Le croissant

C’est le bonheur des petits-déjeuners du dimanche. Il est léger et trop vite avalé. Aujourd’hui, la petite histoire du croissant.

La légende raconte que le croissant serait né à Vienne en 1683. A cette époque, la ville était assiégée par les troupes ottomanes. Une nuit, les boulangers de Vienne entendîrent l’ennemi creuser des galeries. Ils donnèrent l’alarme et l’armée pût les repousser. Pour immortaliser l’événement les boulangers fabriquèrent des petits pains en forme de croissant en souvenir de l’occupant, le croissant étant le symbole de l’empire Ottoman.

« Il est arrivé en France a la fin du XVIIIème siècle avec Marie Antoinette qui était donc autrichienne. Donc elle est venue avec ses boulangers viennois qui ont apporté toutes les spécialités, toutes les viennoiseries que l’on connait aujourd’hui, les principales donc : le chausson aux pommes, la brioche et donc le croissant. Donc déjà un siècle après l’arrivée du croissant originel qui était en, qui était fait de pâte à pain, la recette c’est enrichie et donc c’était devenu plus une pâte à brioche, une pâte avec un apport de sucre et de beurre. »

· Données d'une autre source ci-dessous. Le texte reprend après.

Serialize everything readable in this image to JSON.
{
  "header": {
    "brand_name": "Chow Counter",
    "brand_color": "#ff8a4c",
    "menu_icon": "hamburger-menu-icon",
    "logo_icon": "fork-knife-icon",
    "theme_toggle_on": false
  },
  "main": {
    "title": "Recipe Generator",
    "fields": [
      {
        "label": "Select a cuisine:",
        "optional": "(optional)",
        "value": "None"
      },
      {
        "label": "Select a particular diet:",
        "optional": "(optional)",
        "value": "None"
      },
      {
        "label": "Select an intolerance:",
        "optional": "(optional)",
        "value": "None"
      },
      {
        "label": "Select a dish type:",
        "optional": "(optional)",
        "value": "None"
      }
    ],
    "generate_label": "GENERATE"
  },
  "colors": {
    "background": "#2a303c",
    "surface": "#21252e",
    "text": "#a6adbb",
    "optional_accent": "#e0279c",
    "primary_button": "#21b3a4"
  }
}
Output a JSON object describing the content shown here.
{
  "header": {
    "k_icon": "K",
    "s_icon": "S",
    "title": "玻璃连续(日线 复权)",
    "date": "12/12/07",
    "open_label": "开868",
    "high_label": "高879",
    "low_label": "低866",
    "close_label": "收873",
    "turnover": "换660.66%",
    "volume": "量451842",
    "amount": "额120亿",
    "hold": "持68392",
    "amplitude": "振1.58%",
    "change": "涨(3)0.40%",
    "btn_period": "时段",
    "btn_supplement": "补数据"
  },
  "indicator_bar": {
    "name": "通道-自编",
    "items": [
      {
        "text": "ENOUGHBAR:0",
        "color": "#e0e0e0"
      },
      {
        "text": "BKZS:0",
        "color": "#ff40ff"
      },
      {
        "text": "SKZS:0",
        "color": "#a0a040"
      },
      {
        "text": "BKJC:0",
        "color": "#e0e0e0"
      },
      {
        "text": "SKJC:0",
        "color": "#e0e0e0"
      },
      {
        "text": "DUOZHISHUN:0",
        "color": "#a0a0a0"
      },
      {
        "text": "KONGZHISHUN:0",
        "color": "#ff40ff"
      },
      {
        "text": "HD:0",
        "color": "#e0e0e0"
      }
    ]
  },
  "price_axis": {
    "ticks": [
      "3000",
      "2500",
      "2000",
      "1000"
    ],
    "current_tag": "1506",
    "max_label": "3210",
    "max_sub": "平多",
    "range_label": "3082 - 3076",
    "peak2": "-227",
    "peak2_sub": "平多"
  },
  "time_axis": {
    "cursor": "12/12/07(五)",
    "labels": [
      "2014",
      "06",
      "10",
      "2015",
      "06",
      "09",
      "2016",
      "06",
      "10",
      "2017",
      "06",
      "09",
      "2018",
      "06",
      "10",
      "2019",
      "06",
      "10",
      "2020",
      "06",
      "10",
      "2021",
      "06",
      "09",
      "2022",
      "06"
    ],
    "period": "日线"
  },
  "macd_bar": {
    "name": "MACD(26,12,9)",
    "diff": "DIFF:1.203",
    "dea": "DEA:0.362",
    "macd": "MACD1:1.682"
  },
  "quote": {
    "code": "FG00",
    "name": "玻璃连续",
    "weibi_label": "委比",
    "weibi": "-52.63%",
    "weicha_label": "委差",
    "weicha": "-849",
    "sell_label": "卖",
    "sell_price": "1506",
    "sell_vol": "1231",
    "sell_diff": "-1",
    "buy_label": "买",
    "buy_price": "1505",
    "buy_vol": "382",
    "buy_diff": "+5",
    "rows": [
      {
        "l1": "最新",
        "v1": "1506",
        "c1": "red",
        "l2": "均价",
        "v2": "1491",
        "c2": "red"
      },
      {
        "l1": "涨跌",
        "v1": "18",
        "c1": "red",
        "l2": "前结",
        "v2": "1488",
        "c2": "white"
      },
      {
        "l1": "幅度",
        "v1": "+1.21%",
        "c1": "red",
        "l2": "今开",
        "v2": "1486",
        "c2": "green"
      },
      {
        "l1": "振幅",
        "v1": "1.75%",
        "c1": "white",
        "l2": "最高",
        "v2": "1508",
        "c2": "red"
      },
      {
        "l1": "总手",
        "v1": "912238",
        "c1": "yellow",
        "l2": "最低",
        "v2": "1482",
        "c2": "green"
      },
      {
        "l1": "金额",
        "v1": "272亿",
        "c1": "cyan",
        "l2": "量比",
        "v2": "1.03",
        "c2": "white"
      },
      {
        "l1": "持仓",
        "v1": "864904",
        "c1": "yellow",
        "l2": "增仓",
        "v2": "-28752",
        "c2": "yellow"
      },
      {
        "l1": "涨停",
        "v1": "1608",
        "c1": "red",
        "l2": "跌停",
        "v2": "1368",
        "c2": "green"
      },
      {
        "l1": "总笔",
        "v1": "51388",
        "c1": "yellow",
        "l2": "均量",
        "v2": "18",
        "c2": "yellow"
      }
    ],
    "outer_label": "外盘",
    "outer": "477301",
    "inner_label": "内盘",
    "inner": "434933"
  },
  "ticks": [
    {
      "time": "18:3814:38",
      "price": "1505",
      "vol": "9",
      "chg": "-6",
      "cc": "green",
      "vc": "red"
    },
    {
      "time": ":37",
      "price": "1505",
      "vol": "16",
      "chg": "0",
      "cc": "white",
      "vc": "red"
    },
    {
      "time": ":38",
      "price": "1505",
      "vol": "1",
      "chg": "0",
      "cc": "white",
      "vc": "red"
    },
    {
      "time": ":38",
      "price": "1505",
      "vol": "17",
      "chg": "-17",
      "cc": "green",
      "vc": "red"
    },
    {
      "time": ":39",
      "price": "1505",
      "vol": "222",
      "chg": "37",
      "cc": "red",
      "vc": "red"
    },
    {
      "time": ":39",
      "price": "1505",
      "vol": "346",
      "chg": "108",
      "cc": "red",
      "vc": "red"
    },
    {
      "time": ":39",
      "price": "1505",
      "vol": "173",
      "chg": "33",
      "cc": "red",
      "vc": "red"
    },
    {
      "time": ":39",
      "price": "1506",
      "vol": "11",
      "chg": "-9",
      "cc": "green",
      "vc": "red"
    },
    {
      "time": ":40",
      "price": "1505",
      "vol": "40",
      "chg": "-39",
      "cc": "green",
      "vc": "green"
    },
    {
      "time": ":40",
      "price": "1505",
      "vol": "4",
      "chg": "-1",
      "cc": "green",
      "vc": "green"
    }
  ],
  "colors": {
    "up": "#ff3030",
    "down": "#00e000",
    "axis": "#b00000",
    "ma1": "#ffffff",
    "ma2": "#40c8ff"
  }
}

Au  XIXème siècle, les Français rajoutent encore du beurre, du beurre, et encore du beurre, de la levure pour l’aérer, un peu de sucre et le croissant est devenu une pâte feuilletée. Ce croissant là, celui qu’on avale sur le zinc avec un café, celui-là est à peine vieux d’un siècle. Il est typiquement parisien et il est l’œuvre d’un boulanger du nom de d’Auguste Colombier.

« Il a adopté la technique du feuilletage, c’est-à-dire qu’il a incorporé du beurre à la détrempe, ce que l’on appelle la détrempe c’est la pâte d’origine. Et donc en étalant ce beurre emprisonné dans la pâte, et en faisant des plis, en repliant tout simplement le pâton sur lui-même, il arriva à former une couche de feuilletage, c’est-à-dire le feuilletage c’est de la pâte, du beurre, de la pâte, du beurre, de la pâte et c’est ce qui forme c’est feuillets que l’on connait et qui donne le croustillant du croissant moderne. »

Le croissant, c’est tout un art. L’art de le fabriquer, l’art de le consommer et l’art de l’accommoder. En France, on l’aime au beurre, trempé dans du café et pour les plus gourmands, fourré aux amendes, alors qu’en Allemagne, cette viennoiserie sucrée est devenue salée. Les allemands l’ont mariée avec du jambon et du fromage.

« En Allemagne et en Autriche il y a beaucoup de variantes, ils incorporent des garnitures, un petit peu comme nos croissants aux amendes mais avec d’autres variations. Il y en a qui mettent de la pâte à base de noix, d’autres de la pâte d’amendes. Il y a également des croissants salés avec du jambon, avec du fromage. Nous on est restés quand-même assez classiques, fiers de notre création. »

Pour la petite histoire, le croissant vient du latin « crescere » qui signifie « grandir ». Le croissant est le temps qui s’écoule de la nouvelle lune à la pleine lune.